“That is too cynical a belief to be worth discussing,” she said, pausing with the half eaten fruit in her hand to look at him with puzzled eyes. He seemed amused rather than vexed at her answer, and smoked for a moment reflectively before resuming the talk.
“I doubt whether you are quite sincere in making that assertion,” he contended. “It is an easy way of disposing of a subject which one feels unequal to combat in argument. Friendship is mere sentiment, so is love of one’s fellows; let either interfere with self-interest, and what becomes of it? It is only with a few rare souls that altruism becomes a workable theory.”
“So long as there are a few souls great enough for disinterested love,” she said quietly, “there is a little light of hope in the world.”
She got up and threw away the remains of the apple as though her pleasure in the fruit were spoiled. She hated this cynical bitter talk; at the moment she almost hated the speaker. Because of his own wasted life, his morbid views and perverted ideals, he was trying to poison her mind with the hopeless doctrine of his deliberate self-deception. There was something mean in her opinion in this wilful attempt to darken the world for others.

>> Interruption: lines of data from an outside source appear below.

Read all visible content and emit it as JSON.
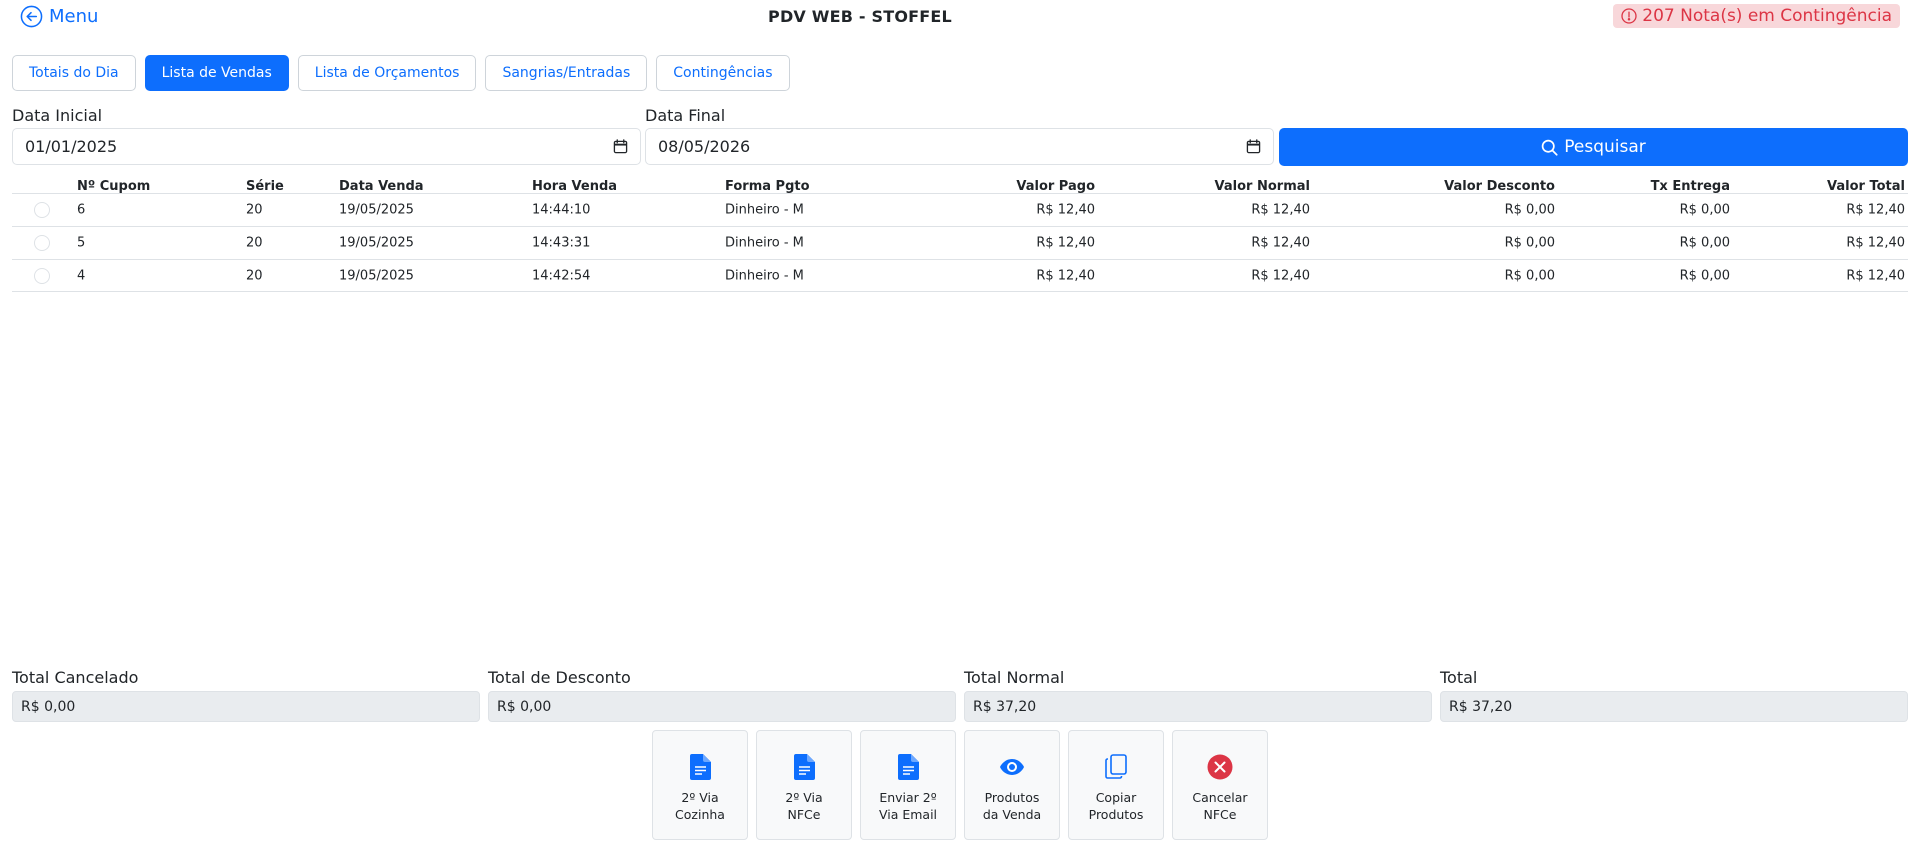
{
  "header": {
    "menu_label": "Menu",
    "title": "PDV WEB - STOFFEL",
    "alert": "207 Nota(s) em Contingência"
  },
  "tabs": [
    {
      "label": "Totais do Dia",
      "active": false
    },
    {
      "label": "Lista de Vendas",
      "active": true
    },
    {
      "label": "Lista de Orçamentos",
      "active": false
    },
    {
      "label": "Sangrias/Entradas",
      "active": false
    },
    {
      "label": "Contingências",
      "active": false
    }
  ],
  "filters": {
    "start_label": "Data Inicial",
    "start_value": "01/01/2025",
    "end_label": "Data Final",
    "end_value": "08/05/2026",
    "search_label": "Pesquisar"
  },
  "table": {
    "columns": [
      "Nº Cupom",
      "Série",
      "Data Venda",
      "Hora Venda",
      "Forma Pgto",
      "Valor Pago",
      "Valor Normal",
      "Valor Desconto",
      "Tx Entrega",
      "Valor Total"
    ],
    "rows": [
      [
        "6",
        "20",
        "19/05/2025",
        "14:44:10",
        "Dinheiro - M",
        "R$ 12,40",
        "R$ 12,40",
        "R$ 0,00",
        "R$ 0,00",
        "R$ 12,40"
      ],
      [
        "5",
        "20",
        "19/05/2025",
        "14:43:31",
        "Dinheiro - M",
        "R$ 12,40",
        "R$ 12,40",
        "R$ 0,00",
        "R$ 0,00",
        "R$ 12,40"
      ],
      [
        "4",
        "20",
        "19/05/2025",
        "14:42:54",
        "Dinheiro - M",
        "R$ 12,40",
        "R$ 12,40",
        "R$ 0,00",
        "R$ 0,00",
        "R$ 12,40"
      ]
    ]
  },
  "totals": [
    {
      "label": "Total Cancelado",
      "value": "R$ 0,00"
    },
    {
      "label": "Total de Desconto",
      "value": "R$ 0,00"
    },
    {
      "label": "Total Normal",
      "value": "R$ 37,20"
    },
    {
      "label": "Total",
      "value": "R$ 37,20"
    }
  ],
  "actions": [
    {
      "label": "2º Via\nCozinha",
      "icon": "document-icon"
    },
    {
      "label": "2º Via\nNFCe",
      "icon": "document-icon"
    },
    {
      "label": "Enviar 2º\nVia Email",
      "icon": "document-icon"
    },
    {
      "label": "Produtos\nda Venda",
      "icon": "eye-icon"
    },
    {
      "label": "Copiar\nProdutos",
      "icon": "copy-icon"
    },
    {
      "label": "Cancelar\nNFCe",
      "icon": "cancel-icon"
    }
  ],
  "colors": {
    "primary": "#0d6efd",
    "danger": "#dc3545",
    "alert_bg": "#f8d7da",
    "readonly_bg": "#e9ecef"
  }
}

“Let us go on,” she said. “Active exercise puts you in a better mood. I do not like your ideas. I’m sorry; but I don’t wish to listen to them.”

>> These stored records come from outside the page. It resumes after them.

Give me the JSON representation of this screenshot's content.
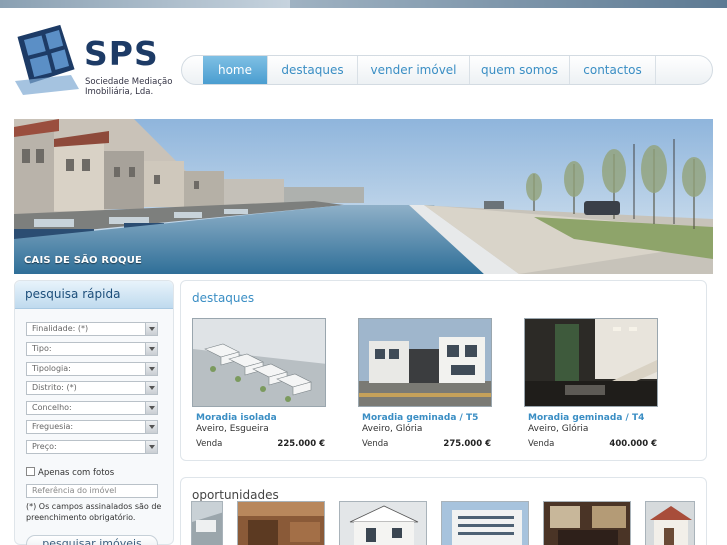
{
  "logo": {
    "name": "SPS",
    "subtitle_line1": "Sociedade Mediação",
    "subtitle_line2": "Imobiliária, Lda."
  },
  "nav": {
    "items": [
      {
        "label": "home",
        "active": true
      },
      {
        "label": "destaques",
        "active": false
      },
      {
        "label": "vender imóvel",
        "active": false
      },
      {
        "label": "quem somos",
        "active": false
      },
      {
        "label": "contactos",
        "active": false
      }
    ]
  },
  "banner": {
    "caption": "CAIS DE SÃO ROQUE"
  },
  "quick_search": {
    "title": "pesquisa rápida",
    "selects": [
      {
        "value": "Finalidade: (*)"
      },
      {
        "value": "Tipo:"
      },
      {
        "value": "Tipologia:"
      },
      {
        "value": "Distrito: (*)"
      },
      {
        "value": "Concelho:"
      },
      {
        "value": "Freguesia:"
      },
      {
        "value": "Preço:"
      }
    ],
    "checkbox_label": "Apenas com fotos",
    "reference_placeholder": "Referência do imóvel",
    "note": "(*) Os campos assinalados são de preenchimento obrigatório.",
    "submit_label": "pesquisar imóveis"
  },
  "highlights": {
    "title": "destaques",
    "items": [
      {
        "title": "Moradia isolada",
        "location": "Aveiro, Esgueira",
        "purpose": "Venda",
        "price": "225.000 €"
      },
      {
        "title": "Moradia geminada / T5",
        "location": "Aveiro, Glória",
        "purpose": "Venda",
        "price": "275.000 €"
      },
      {
        "title": "Moradia geminada / T4",
        "location": "Aveiro, Glória",
        "purpose": "Venda",
        "price": "400.000 €"
      }
    ]
  },
  "opportunities": {
    "title": "oportunidades",
    "thumb_count": 6
  },
  "colors": {
    "accent": "#3a8ec4",
    "brand": "#1d3b66",
    "nav_active": "#4a9dd0"
  }
}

“No one likes my ideas,” he answered, rising. “I don’t like them myself. Truth is rarely agreeable; that is why so many people affect lies. I think we had better turn and see about breakfast. Your lack of patience suggests to me that you are hungry.”

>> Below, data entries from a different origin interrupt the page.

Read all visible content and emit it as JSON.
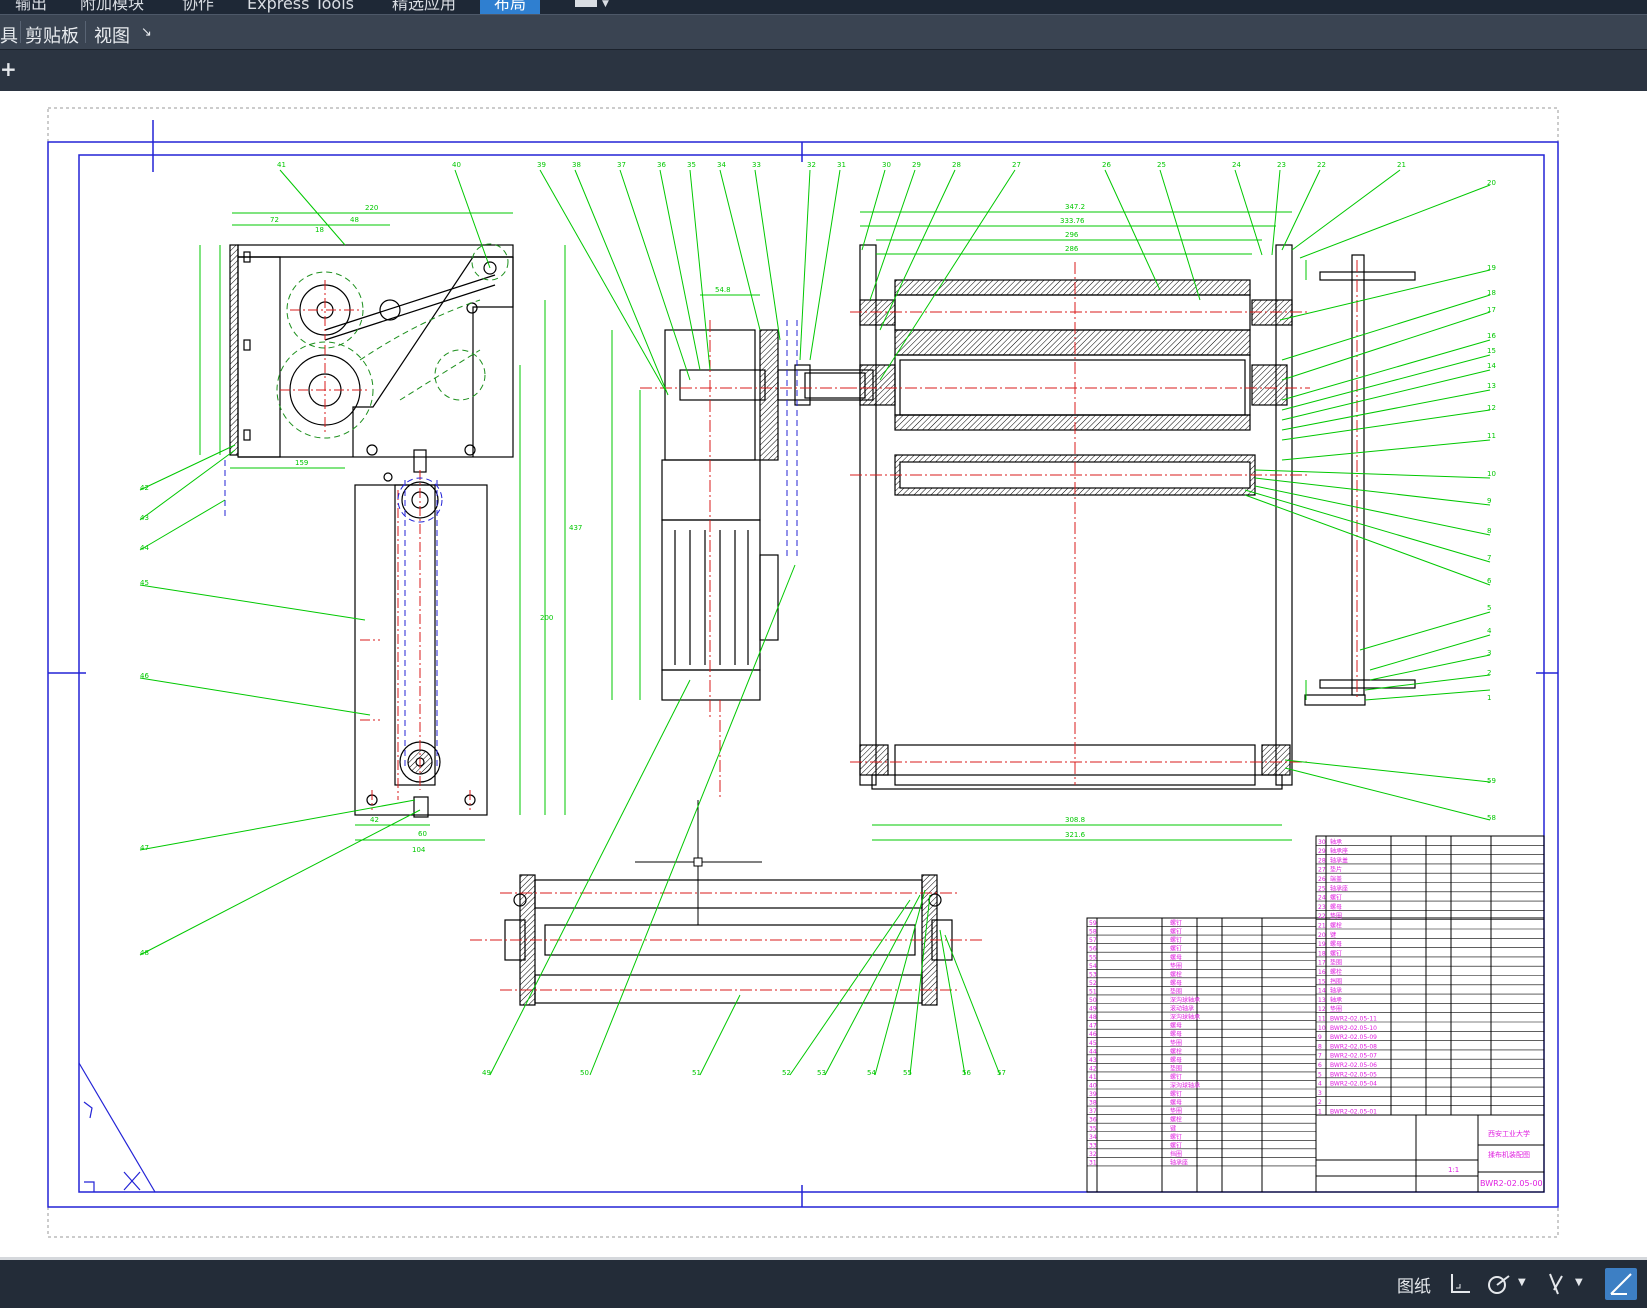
{
  "ribbon": {
    "tabs": [
      {
        "label": "输出"
      },
      {
        "label": "附加模块"
      },
      {
        "label": "协作"
      },
      {
        "label": "Express Tools"
      },
      {
        "label": "精选应用"
      },
      {
        "label": "布局",
        "active": true
      }
    ],
    "panels": {
      "partial_label": "具",
      "clipboard_label": "剪贴板",
      "view_label": "视图",
      "view_expander": "↘"
    }
  },
  "document_bar": {
    "new_tab_label": "+"
  },
  "status_bar": {
    "paper_label": "图纸"
  },
  "drawing": {
    "title_block": {
      "school": "西安工业大学",
      "drawing_name": "揉布机装配图",
      "drawing_number": "BWR2-02.05-00",
      "scale": "1:1"
    },
    "dimensions_text": {
      "d220": "220",
      "d72a": "72",
      "d48": "48",
      "d18": "18",
      "d159": "159",
      "d42": "42",
      "d104": "104",
      "d60": "60",
      "d437": "437",
      "d200": "200",
      "d54": "54.8",
      "d347": "347.2",
      "d333": "333.76",
      "d296": "296",
      "d286": "286",
      "d308": "308.8",
      "d321": "321.6"
    },
    "balloons": [
      "1",
      "2",
      "3",
      "4",
      "5",
      "6",
      "7",
      "8",
      "9",
      "10",
      "11",
      "12",
      "13",
      "14",
      "15",
      "16",
      "17",
      "18",
      "19",
      "20",
      "21",
      "22",
      "23",
      "24",
      "25",
      "26",
      "27",
      "28",
      "29",
      "30",
      "31",
      "32",
      "33",
      "34",
      "35",
      "36",
      "37",
      "38",
      "39",
      "40",
      "41",
      "42",
      "43",
      "44",
      "45",
      "46",
      "47",
      "48",
      "49",
      "50",
      "51",
      "52",
      "53",
      "54",
      "55",
      "56",
      "57",
      "58",
      "59"
    ],
    "parts_left": [
      {
        "no": "59",
        "name": "螺钉"
      },
      {
        "no": "58",
        "name": "螺钉"
      },
      {
        "no": "57",
        "name": "螺钉"
      },
      {
        "no": "56",
        "name": "螺钉"
      },
      {
        "no": "55",
        "name": "螺母"
      },
      {
        "no": "54",
        "name": "垫圈"
      },
      {
        "no": "53",
        "name": "螺栓"
      },
      {
        "no": "52",
        "name": "螺母"
      },
      {
        "no": "51",
        "name": "垫圈"
      },
      {
        "no": "50",
        "name": "深沟球轴承"
      },
      {
        "no": "49",
        "name": "滚动轴承"
      },
      {
        "no": "48",
        "name": "深沟球轴承"
      },
      {
        "no": "47",
        "name": "螺母"
      },
      {
        "no": "46",
        "name": "螺母"
      },
      {
        "no": "45",
        "name": "垫圈"
      },
      {
        "no": "44",
        "name": "螺栓"
      },
      {
        "no": "43",
        "name": "螺母"
      },
      {
        "no": "42",
        "name": "垫圈"
      },
      {
        "no": "41",
        "name": "螺钉"
      },
      {
        "no": "40",
        "name": "深沟球轴承"
      },
      {
        "no": "39",
        "name": "螺钉"
      },
      {
        "no": "38",
        "name": "螺母"
      },
      {
        "no": "37",
        "name": "垫圈"
      },
      {
        "no": "36",
        "name": "螺栓"
      },
      {
        "no": "35",
        "name": "键"
      },
      {
        "no": "34",
        "name": "螺钉"
      },
      {
        "no": "33",
        "name": "螺钉"
      },
      {
        "no": "32",
        "name": "挡圈"
      },
      {
        "no": "31",
        "name": "轴承座"
      }
    ],
    "parts_right": [
      {
        "no": "30",
        "name": "轴承"
      },
      {
        "no": "29",
        "name": "轴承座"
      },
      {
        "no": "28",
        "name": "轴承盖"
      },
      {
        "no": "27",
        "name": "垫片"
      },
      {
        "no": "26",
        "name": "端盖"
      },
      {
        "no": "25",
        "name": "轴承座"
      },
      {
        "no": "24",
        "name": "螺钉"
      },
      {
        "no": "23",
        "name": "螺母"
      },
      {
        "no": "22",
        "name": "垫圈"
      },
      {
        "no": "21",
        "name": "螺栓"
      },
      {
        "no": "20",
        "name": "键"
      },
      {
        "no": "19",
        "name": "螺母"
      },
      {
        "no": "18",
        "name": "螺钉"
      },
      {
        "no": "17",
        "name": "垫圈"
      },
      {
        "no": "16",
        "name": "螺栓"
      },
      {
        "no": "15",
        "name": "挡圈"
      },
      {
        "no": "14",
        "name": "轴承"
      },
      {
        "no": "13",
        "name": "轴承"
      },
      {
        "no": "12",
        "name": "垫圈"
      },
      {
        "no": "11",
        "name": "BWR2-02.05-11"
      },
      {
        "no": "10",
        "name": "BWR2-02.05-10"
      },
      {
        "no": "9",
        "name": "BWR2-02.05-09"
      },
      {
        "no": "8",
        "name": "BWR2-02.05-08"
      },
      {
        "no": "7",
        "name": "BWR2-02.05-07"
      },
      {
        "no": "6",
        "name": "BWR2-02.05-06"
      },
      {
        "no": "5",
        "name": "BWR2-02.05-05"
      },
      {
        "no": "4",
        "name": "BWR2-02.05-04"
      },
      {
        "no": "3",
        "name": ""
      },
      {
        "no": "2",
        "name": ""
      },
      {
        "no": "1",
        "name": "BWR2-02.05-01"
      }
    ]
  }
}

She broke into a laugh. At the sound of her mirth his face cleared immediately; he stood still in the road and looked at her curiously.
“I am glad that the sun still shines,” he said, and started again to walk along the uphill path.
It was rather a silent walk back to the little house among the trees. Esmé felt shy at having been so outspoken. He had taken her rebuke in good part; she liked him for that. She liked, too, the quiet way in which he assumed command of herself and of everything when they reached the house and stepped up to the little stoep. He presented a new and more forceful side to his character.
The woman of the house fetched two chairs at his request, which she placed side by side in a corner of the stoep beyond the reach of the sun’s rays that fell slantwise upon the white stone floor under the low roof. Hallam separated the chairs and pushed a little deal table between them and sat down opposite the girl.